Regardless, laid-off workers are not owed severance; it's a nice thing to do, but as a worker, expecting that safety net as guaranteed in a place with at-will employment is foolish.

I don't agree that it's right that they write him a big check, but I, too, have trouble feeling too angry at Neumann.

He played the game remarkably well: he managed to get a prominent investor to believe the company was worth a ton of money. The public markets disagreed quite vehemently on that value, and yet he still managed to retain a huge amount of leverage to the point where he's being paid quite a hefty sum to give up control.

It absolutely sucks that many of the regular rank-and-file are getting shafted, but that is one of the many risks you take on when you join a startup where you have a low salary, compensated by private-company stock options funny-money. If you (for example) have a family and no other source of income, you should not take that deal. If you take it anyway, and it blows up in your face, that's on you. Humans are unfortunately remarkably bad at risk assessment sometimes.

Can someone explain what's going on here? I have heard the craziest range of stories. Do a news search and it seems every article has come up with different numbers.

It would seem crazy to me that the founder would get such a big payout, on the other hand, it also seems this could be a massive win for Softbank if Wework could get back on track?

> It would seem crazy to me that the founder would get such a big payout

When the founder is as big of a toxic drag on the company image as he is, it's probably worth more than $1B to Softbank to make him go away quietly and remove any vestige of his presence.

The IPO likely would have launched at somewhere between a $10B and $15B valuation.
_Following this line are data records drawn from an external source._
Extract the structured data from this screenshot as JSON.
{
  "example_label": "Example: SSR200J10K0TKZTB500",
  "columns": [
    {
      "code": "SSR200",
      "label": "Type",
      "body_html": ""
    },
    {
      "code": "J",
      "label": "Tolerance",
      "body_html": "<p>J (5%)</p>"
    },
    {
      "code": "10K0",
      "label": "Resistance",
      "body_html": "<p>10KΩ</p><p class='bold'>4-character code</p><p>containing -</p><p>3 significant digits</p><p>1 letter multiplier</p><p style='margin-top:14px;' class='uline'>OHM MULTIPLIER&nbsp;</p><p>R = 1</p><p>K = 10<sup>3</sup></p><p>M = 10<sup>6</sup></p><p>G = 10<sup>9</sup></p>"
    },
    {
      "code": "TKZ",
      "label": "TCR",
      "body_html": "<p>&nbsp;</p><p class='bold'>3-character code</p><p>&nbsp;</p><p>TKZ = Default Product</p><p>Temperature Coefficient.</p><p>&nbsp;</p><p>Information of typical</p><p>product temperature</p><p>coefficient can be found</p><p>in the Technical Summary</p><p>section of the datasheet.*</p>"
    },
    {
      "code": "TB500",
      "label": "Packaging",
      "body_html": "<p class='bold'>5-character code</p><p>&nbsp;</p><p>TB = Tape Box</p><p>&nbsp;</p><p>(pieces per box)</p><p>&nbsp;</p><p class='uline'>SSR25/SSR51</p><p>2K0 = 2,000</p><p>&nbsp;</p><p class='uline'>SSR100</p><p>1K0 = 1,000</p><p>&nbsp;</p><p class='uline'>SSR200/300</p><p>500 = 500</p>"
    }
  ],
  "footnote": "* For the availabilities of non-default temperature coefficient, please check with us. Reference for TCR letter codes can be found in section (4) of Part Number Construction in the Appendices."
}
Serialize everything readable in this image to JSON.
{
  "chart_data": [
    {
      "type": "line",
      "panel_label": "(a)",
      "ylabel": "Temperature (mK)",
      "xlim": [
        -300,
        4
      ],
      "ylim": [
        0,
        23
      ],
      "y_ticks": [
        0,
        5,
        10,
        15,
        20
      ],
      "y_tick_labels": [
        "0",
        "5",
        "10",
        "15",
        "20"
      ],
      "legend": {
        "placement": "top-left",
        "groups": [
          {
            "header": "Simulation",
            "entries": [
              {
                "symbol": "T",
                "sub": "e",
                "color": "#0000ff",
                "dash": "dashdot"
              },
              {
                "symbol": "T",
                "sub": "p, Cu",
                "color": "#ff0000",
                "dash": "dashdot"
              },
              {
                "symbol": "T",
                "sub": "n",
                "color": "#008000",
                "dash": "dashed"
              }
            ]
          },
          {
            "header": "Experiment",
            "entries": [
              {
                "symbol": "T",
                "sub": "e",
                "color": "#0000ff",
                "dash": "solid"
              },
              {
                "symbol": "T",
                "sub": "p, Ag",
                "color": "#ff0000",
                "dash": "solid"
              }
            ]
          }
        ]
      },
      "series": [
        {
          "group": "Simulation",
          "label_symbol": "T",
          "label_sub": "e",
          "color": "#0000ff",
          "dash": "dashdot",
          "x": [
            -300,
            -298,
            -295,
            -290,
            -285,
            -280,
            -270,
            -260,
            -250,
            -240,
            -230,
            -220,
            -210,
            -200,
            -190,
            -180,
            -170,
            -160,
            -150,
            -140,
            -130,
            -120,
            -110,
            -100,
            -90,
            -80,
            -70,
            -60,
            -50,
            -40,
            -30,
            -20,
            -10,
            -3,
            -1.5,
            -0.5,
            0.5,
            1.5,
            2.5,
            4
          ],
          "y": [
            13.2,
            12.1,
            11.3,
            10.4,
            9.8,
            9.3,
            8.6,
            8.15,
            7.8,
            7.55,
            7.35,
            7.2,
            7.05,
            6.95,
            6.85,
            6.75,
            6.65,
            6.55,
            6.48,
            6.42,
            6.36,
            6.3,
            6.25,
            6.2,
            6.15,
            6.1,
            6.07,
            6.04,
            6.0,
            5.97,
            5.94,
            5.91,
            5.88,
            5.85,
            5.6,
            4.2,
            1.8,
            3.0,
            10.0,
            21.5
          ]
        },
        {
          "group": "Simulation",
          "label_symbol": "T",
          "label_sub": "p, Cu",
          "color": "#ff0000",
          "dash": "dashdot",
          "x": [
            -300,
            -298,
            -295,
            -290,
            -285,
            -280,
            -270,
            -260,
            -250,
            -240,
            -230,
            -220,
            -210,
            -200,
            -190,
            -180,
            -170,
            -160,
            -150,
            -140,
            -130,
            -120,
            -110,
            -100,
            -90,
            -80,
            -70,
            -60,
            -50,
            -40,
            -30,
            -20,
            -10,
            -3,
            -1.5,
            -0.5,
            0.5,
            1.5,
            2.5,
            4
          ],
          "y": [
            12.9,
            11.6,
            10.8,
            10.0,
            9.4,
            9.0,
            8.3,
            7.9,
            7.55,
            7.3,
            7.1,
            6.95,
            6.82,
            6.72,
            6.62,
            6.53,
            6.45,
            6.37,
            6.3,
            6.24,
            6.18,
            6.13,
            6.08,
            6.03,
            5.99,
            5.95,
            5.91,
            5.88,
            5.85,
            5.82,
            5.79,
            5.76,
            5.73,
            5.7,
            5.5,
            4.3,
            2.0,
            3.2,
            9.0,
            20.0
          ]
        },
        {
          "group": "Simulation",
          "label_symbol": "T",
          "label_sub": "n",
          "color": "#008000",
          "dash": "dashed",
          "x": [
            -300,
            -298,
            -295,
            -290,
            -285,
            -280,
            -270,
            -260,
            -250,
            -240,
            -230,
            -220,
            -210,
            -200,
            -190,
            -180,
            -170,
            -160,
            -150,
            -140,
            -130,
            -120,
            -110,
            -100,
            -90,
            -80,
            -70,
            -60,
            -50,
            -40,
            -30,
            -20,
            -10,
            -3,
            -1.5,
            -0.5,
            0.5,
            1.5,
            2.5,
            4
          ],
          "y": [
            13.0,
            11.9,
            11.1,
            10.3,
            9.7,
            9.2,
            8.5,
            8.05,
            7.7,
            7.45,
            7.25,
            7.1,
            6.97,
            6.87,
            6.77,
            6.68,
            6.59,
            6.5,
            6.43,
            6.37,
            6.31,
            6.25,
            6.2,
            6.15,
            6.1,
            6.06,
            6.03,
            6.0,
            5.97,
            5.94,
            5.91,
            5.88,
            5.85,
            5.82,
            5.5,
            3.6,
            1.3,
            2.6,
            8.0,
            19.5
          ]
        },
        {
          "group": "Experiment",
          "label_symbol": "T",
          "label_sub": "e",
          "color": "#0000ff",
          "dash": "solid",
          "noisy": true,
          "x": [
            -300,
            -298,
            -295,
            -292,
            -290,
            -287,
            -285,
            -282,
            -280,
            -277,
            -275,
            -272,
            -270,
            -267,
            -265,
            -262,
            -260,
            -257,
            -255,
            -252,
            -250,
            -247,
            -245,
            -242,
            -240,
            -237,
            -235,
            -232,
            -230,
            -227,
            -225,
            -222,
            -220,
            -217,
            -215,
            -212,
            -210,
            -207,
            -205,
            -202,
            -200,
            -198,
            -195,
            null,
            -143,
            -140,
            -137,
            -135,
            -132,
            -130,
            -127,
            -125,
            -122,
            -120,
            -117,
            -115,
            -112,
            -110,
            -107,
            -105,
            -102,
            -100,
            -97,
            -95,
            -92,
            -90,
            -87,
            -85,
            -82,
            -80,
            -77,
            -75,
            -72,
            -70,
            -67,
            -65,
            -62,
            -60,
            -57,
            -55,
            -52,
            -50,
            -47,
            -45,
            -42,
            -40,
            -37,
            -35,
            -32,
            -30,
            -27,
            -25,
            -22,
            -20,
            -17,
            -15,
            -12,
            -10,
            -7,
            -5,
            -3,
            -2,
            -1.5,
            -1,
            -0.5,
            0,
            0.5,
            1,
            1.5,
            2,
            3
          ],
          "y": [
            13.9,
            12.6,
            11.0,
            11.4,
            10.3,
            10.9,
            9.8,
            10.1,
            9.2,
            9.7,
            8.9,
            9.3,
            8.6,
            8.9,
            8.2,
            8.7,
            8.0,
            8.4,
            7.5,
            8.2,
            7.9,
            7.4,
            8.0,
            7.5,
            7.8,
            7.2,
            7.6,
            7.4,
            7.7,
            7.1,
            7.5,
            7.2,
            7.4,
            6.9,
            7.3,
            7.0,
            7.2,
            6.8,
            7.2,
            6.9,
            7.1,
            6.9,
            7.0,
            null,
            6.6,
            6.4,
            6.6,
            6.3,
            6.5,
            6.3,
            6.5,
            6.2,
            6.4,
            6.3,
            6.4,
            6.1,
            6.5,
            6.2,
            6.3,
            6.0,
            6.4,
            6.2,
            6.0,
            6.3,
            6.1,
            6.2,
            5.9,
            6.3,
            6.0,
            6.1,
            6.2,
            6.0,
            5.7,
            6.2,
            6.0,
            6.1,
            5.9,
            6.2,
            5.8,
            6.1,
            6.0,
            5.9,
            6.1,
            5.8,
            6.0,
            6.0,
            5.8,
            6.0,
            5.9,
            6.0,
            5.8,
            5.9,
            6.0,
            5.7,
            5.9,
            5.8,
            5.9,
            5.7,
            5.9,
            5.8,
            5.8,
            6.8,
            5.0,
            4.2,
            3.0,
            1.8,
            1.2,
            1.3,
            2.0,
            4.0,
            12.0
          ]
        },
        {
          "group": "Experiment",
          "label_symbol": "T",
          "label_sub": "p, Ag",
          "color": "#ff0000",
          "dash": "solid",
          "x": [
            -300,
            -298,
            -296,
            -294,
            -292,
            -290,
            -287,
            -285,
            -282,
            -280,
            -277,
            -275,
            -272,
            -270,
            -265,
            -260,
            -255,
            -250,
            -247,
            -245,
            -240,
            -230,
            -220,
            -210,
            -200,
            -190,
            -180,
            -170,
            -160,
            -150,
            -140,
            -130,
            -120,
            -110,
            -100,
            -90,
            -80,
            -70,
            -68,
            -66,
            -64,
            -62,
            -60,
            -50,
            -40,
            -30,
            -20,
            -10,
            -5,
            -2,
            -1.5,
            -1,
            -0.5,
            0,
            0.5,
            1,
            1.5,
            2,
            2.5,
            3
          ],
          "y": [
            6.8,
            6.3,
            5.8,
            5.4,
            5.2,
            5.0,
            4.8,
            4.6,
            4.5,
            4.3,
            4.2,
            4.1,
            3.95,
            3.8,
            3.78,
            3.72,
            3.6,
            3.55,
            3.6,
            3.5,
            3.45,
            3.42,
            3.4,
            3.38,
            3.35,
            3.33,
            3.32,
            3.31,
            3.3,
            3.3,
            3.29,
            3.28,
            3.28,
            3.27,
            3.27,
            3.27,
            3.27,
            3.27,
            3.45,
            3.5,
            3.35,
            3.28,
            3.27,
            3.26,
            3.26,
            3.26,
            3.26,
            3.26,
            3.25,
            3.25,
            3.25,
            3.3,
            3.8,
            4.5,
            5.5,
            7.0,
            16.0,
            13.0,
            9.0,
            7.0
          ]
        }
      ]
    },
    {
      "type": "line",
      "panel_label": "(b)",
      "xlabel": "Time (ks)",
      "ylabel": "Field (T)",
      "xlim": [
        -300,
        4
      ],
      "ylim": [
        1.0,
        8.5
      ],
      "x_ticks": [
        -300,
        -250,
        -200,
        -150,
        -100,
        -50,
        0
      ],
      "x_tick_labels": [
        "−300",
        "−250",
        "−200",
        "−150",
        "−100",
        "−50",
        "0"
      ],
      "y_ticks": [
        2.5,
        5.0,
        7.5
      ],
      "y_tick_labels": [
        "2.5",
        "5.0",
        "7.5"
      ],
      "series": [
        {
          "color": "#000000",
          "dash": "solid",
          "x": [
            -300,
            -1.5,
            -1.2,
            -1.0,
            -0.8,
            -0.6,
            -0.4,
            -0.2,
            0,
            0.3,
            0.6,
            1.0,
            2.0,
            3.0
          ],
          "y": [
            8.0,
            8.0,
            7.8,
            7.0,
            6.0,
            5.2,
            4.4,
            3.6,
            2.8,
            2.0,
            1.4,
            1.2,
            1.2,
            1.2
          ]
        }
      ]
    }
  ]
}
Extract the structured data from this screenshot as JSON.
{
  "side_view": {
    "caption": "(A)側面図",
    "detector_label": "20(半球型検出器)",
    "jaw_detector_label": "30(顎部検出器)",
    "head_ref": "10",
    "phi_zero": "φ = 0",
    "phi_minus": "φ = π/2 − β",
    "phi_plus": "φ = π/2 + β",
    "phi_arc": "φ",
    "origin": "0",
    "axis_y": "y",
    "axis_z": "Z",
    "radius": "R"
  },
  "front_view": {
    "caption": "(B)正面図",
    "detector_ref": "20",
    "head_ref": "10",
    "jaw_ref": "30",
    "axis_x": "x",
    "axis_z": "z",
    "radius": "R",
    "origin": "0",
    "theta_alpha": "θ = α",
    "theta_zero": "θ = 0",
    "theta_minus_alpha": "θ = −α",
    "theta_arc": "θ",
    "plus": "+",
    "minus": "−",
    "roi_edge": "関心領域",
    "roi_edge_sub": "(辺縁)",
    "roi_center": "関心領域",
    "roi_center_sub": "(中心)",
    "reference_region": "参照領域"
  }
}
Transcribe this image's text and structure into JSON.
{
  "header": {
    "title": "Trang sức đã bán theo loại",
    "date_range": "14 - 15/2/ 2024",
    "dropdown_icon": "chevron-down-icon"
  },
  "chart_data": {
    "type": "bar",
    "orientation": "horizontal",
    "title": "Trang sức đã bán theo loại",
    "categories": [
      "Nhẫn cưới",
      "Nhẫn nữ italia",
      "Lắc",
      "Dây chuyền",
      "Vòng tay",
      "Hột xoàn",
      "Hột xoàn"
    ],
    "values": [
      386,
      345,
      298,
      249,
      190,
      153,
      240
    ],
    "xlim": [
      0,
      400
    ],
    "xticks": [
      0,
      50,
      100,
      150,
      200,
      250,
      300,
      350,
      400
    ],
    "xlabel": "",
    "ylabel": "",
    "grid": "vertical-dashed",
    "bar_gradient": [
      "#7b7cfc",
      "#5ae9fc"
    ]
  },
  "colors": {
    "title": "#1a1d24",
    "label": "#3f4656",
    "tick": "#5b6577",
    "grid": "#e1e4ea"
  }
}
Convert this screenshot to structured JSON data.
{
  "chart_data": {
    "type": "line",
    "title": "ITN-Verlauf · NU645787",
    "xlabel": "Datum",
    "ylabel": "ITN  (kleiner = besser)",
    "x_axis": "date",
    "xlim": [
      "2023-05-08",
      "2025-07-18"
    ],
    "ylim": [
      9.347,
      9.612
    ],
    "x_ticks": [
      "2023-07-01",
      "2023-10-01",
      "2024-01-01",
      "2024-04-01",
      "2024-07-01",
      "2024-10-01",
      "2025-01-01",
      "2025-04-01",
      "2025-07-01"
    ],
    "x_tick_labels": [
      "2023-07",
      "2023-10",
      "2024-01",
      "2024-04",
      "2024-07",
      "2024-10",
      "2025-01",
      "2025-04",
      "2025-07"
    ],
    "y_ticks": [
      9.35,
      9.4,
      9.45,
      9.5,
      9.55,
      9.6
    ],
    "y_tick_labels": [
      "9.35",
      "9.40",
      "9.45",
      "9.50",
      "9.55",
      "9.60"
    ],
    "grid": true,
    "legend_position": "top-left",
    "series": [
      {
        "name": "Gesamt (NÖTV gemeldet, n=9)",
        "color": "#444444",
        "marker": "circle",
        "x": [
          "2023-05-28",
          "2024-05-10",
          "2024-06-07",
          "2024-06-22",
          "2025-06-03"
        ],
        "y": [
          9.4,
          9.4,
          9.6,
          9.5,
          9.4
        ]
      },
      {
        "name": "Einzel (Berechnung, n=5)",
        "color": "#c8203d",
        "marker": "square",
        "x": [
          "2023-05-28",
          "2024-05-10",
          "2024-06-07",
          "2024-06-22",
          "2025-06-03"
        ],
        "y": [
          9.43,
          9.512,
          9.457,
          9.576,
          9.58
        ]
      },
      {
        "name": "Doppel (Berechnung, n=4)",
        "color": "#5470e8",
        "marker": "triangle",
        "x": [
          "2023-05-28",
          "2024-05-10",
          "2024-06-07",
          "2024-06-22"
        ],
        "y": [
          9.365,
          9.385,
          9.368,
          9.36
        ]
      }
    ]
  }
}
After kicking Neumann out and making some changes that look very sane on paper, the valuation has dropped to around $8B.

Not saying I'd ever want to work with Neumann, but arguably he wasn't the worst of the drag. He successfully got Son/SoftBank to believe WeWork was worth up to $47B, and got a ton of money while retaining control of the company.

I wonder if WeWork might have been better off (at least in the short/medium term) if Neumann had stayed on and they'd've gone through the IPO.

> Can someone explain what's going on here?

The founders retained voting control of the company when they raised outside capital. SoftBank - really, Masayoshi Son - is now buying both the voting control and the shares. Since these things have value, SoftBank is paying for them, though less than they would have 6 months ago and potentially less than they would have at the time they invested.

If you want to blame anyone, blame SoftBank for negotiating very poorly as they invested in WeWork. I’m not convinced that anyone is to blame, though, since SoftBank had every right to make that decision and all parties knew the risks. Everyone, including employees, knew and accepted that the founders controlled the company in perpetuity… which made no more sense 3 months ago than it does now. At some point, something like this - the founders or their heirs selling their control and equity - was going to happen, even if it was 5 or 50 years in the future. The company was transparently structured to put the founders first.

Never join a startup except as a founder.